We first tested the PEDV RdRp activity using the above assay system. We found that the NLuc activity and the ratio of NLuc and FLuc, reflective of PEDV RdRp activities, were decreased by CMPK2 overexpression (Fig 7B). Importantly, a defect in the PEDV RdRp activity was rescued by exogenous NTP supplementation in a dose-dependent manner even with CMPK2 overexpression (Fig 7B). We further explored the potential inhibitory effects on a γ CoV (represented by IBV) and a δ CoV (represented by PDCoV) RdRp by CMPK2. Interestingly, compared with those of PEDV, IBV RdRp activities were only slightly inhibited by CMPK2 and rescued by exogenous NTP supplementation (Fig 7C). Similarly, PDCoV RdRp activities were significantly inhibited by CMPK2 and rescued by exogenous NTP supplementation (Fig 7D). Subsequently, we examined the potential inhibition of a β CoV RdRp by CMPK2, represented by SARS-CoV-2. As expected, SARS-CoV-2 RdRp activities were inhibited by CMPK2 in a similar manner as that of PEDV (Fig 7E). Consistent with the above results, inhibition of SARS-CoV-2 RdRp activities was reversed by NTP treatment in a dose-dependent manner in the presence of CMPK2 overexpression (Fig 7E). We validated our findings in HEK293T cells in a panel of more physiologically relevant cell types, including IPEC-J2, Vero, DF-1, and Lilly Laboratories cell porcine kidney 1 (LLC-PK1) cells. Mutant CMPK2 with AKD deletion was unable to inhibit the different CoV RdRp activities, suggesting that AKD is essential for CMPK2 inhibition of CoV RdRp activities (S14A–S14D Fig).

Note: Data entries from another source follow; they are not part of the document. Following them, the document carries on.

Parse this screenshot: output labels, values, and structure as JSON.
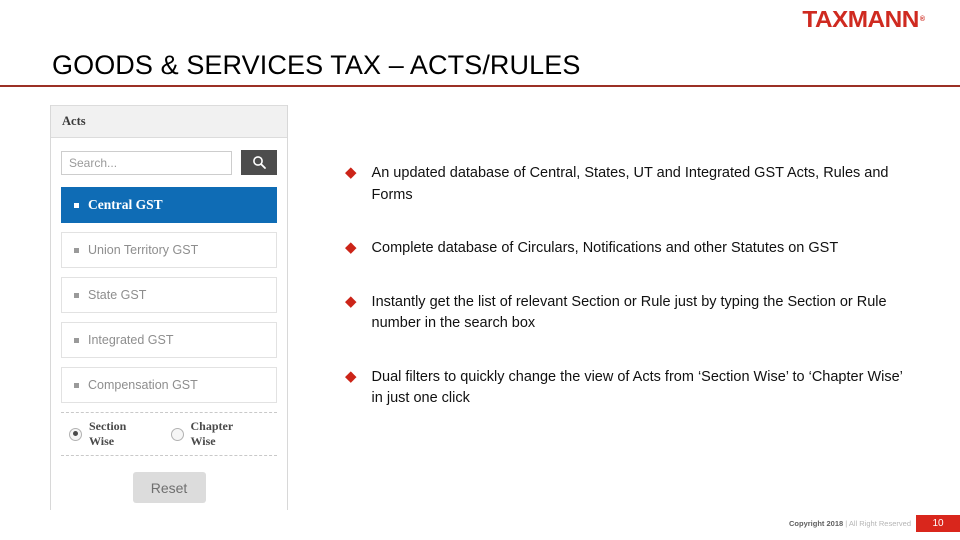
{
  "brand": {
    "logo_text": "TAXMANN",
    "trademark": "®",
    "color": "#cf2a20"
  },
  "title": {
    "text": "GOODS & SERVICES TAX – ACTS/RULES",
    "rule_color": "#9b3025"
  },
  "acts_panel": {
    "header": "Acts",
    "search": {
      "placeholder": "Search...",
      "value": "",
      "button_icon": "search-icon"
    },
    "items": [
      {
        "label": "Central GST",
        "selected": true
      },
      {
        "label": "Union Territory GST",
        "selected": false
      },
      {
        "label": "State GST",
        "selected": false
      },
      {
        "label": "Integrated GST",
        "selected": false
      },
      {
        "label": "Compensation GST",
        "selected": false
      }
    ],
    "view_filter": {
      "options": [
        {
          "label": "Section Wise",
          "checked": true
        },
        {
          "label": "Chapter Wise",
          "checked": false
        }
      ]
    },
    "reset_label": "Reset",
    "selected_color": "#0f6cb5"
  },
  "bullets": {
    "marker": "◆",
    "marker_color": "#cc2418",
    "items": [
      "An updated database of Central, States, UT and Integrated GST Acts, Rules and Forms",
      "Complete database of Circulars, Notifications and other Statutes on GST",
      "Instantly get the list of relevant Section or Rule just by typing the Section or Rule number in the search box",
      "Dual filters to quickly change the view of Acts from ‘Section Wise’ to ‘Chapter Wise’ in just one click"
    ]
  },
  "footer": {
    "copyright_bold": "Copyright 2018",
    "copyright_light": "| All Right Reserved",
    "page_number": "10",
    "page_number_color": "#d9261c"
  }
}
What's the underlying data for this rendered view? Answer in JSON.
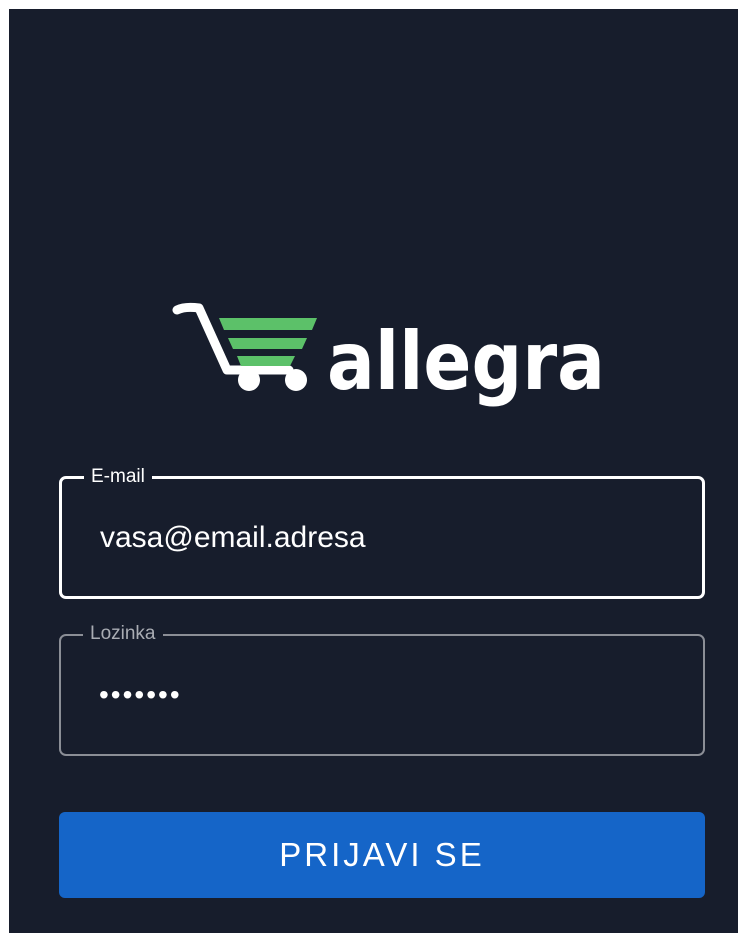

The inhibition of RdRp activities does not necessarily equate to suppression of viral replication. To that end, we investigated the possible antiviral effects of CMPK2 on the replication of other CoVs besides PDEV. DF-1 cells were transfected with empty vector or CMPK2 and then infected with IBV. We found that the transcript and protein levels of IBV N were modestly decreased by CMPK2 overexpression (Fig 8A and 8B). The viral titers in the supernatants of the DF-1 cells overexpressing CMPK2 were significantly lower than those in the cells transfected with empty vector (Fig 8C). Similarly, we examined the possible inhibitory effect of CMPK2 on PDCoV replication. LLC-PK1 cells were transfected with empty vector or CMPK2 and then infected with PDCoV. We found that the transcript levels of PDCoV M and protein levels of PDCoV N were significantly decreased by CMPK2 overexpression (Fig 8D and 8E). The viral titers in the supernatants of the LLC-PK1 cells overexpressing CMPK2 were also significantly lower than those in the cells transfected with empty vector (Fig 8F). Of note, unlike the positive control antiviral molecule JIB-04 [39], even at the highest concentrations tested, ddhCTP did not block SARS-CoV-2 replication (Fig 8G). Collectively, these results demonstrate that CMPK2 is a novel host restriction factor. While the inhibitory effect on viral replication was strain-specific, CMPK2 interferes with CoV RdRp activities in ddhCTP-dependent manner.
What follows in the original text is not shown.